Spring officially arrives on Wednesday, a season that has always been seen as a symbol of rebirth and renewal, and the unquestioned darling of poets. But the three poems I've highlighted here aren't traditional songs of praise. In each of them, meditating on the spring leads the author to contemplate his doubts and fears.
In William Wordsworth's "Lines Written in Early Spring," reflecting on the season leads the poet to lament "what man has made of man." Wordsworth often celebrated the joys and pleasures of nature, and fervently believed that nature held powerful lessons for mankind. But, even in the early 19th Century, he felt that our connection to nature was withering, due in no small part to the spread of industrialization.
I heard a thousand blended notes,
While in a grove I sate reclined,
In that sweet mood when pleasant thoughts
Bring sad thoughts to the mind.
To her fair works did Nature link
The human soul that through me ran;
And much it grieved my heart to think
What man has made of man.
Through primrose tufts, in that green bower,
The periwinkle trailed its wreaths;
And 'tis my faith that every flower
Enjoys the air it breathes.
The birds around me hopped and played,
Their thoughts I cannot measure:--
But the least motion which they made
It seemed a thrill of pleasure.
The budding twigs spread out their fan,
To catch the breezy air;
And I must think, do all I can,
That there was pleasure there.
If this belief from heaven be sent,
If such be Nature's holy plan,
Have I not reason to lament
What man has made of man?
John Keats's gorgeous sonnet "After Dark Vapors Have Oppress'd Our Plains," seems, at first, to be a classic celebration of spring as a season of rebirth and renewal. The poem drips--to borrow one of Keats's words--with quiet but sensual imagery, before taking an extraordinarily strange and macabre turn at the end.

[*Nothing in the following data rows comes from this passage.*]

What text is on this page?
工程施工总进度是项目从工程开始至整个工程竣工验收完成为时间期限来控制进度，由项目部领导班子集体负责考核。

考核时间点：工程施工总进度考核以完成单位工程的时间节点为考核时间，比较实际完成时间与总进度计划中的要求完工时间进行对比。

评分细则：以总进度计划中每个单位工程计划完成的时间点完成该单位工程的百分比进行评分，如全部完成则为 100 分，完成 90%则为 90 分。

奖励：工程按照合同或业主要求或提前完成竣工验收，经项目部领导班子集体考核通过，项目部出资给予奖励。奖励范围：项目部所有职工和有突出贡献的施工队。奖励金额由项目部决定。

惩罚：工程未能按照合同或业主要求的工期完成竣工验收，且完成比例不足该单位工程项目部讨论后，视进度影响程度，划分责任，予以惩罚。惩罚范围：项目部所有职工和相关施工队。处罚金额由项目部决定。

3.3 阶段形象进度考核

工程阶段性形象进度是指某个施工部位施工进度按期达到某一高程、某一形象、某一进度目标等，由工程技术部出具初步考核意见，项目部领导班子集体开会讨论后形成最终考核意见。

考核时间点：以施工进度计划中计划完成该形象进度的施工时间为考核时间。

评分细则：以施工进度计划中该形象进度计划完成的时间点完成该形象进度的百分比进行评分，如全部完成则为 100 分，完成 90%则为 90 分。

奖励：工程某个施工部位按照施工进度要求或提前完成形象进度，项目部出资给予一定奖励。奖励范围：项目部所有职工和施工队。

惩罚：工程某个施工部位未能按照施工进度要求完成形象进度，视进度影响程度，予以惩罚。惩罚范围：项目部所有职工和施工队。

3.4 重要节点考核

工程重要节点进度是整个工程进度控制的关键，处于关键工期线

After dark vapors have oppress'd our plains
For a long dreary season, comes a day
Born of the gentle South, and clears away
From the sick heavens all unseemly stains.
The anxious month, relieved of its pains,
Takes as a long-lost right the feel of May;
The eyelids with the passing coolness play
Like rose leaves with the drip of Summer rains.
The calmest thoughts came round us; as of leaves
Budding--fruit ripening in stillness--Autumn suns
Smiling at eve upon the quiet sheaves--
Sweet Sappho's cheek--a smiling infant's breath--
The gradual sand that through an hour-glass runs--
A woodland rivulet--a Poet's death.
Thomas Gray couldn't help but also look on Spring with--in his words--a "sober eye." In this excerpt from his "Ode on the Spring," a poem artful enough to make one miss gnats and mosquitoes, he starts to contemplate mortality:
The insect youth are on the wing,
Eager to taste the honied spring,
And float amid the liquid noon:
Some lightly o'er the current skim,
Some show their gaily-gilded trim
Quick-glancing to the sun.
To Contemplation's sober eye
Such is the race of man:
And they that creep, and they that fly,
Shall end where they began.
Alike the busy and the gay
But flutter thro' life's little day,
In fortune's varying colours drest:
Brush'd by the hand of rough Mischance,
Or chill'd by age, their airy dance
They leave, in dust to rest.
Thankfully for Gray, a cheeky bug appears to chide the poet for his morose outlook, delivering a message to seize the day. The bug pulls no punches:
Thy joys no glitt'ring female meets,
No hive hast thou of hoarded sweets,
No painted plumage to display:
On hasty wings thy youth is flown;
Thy sun is set, thy spring is gone --
We frolic, while 'tis May.
Sage advice from a bug. May all of you find your glitt'ring mates, hoarded sweets and a reason to frolic this spring. And feel free to add your own favorite spring poems in the comments section below.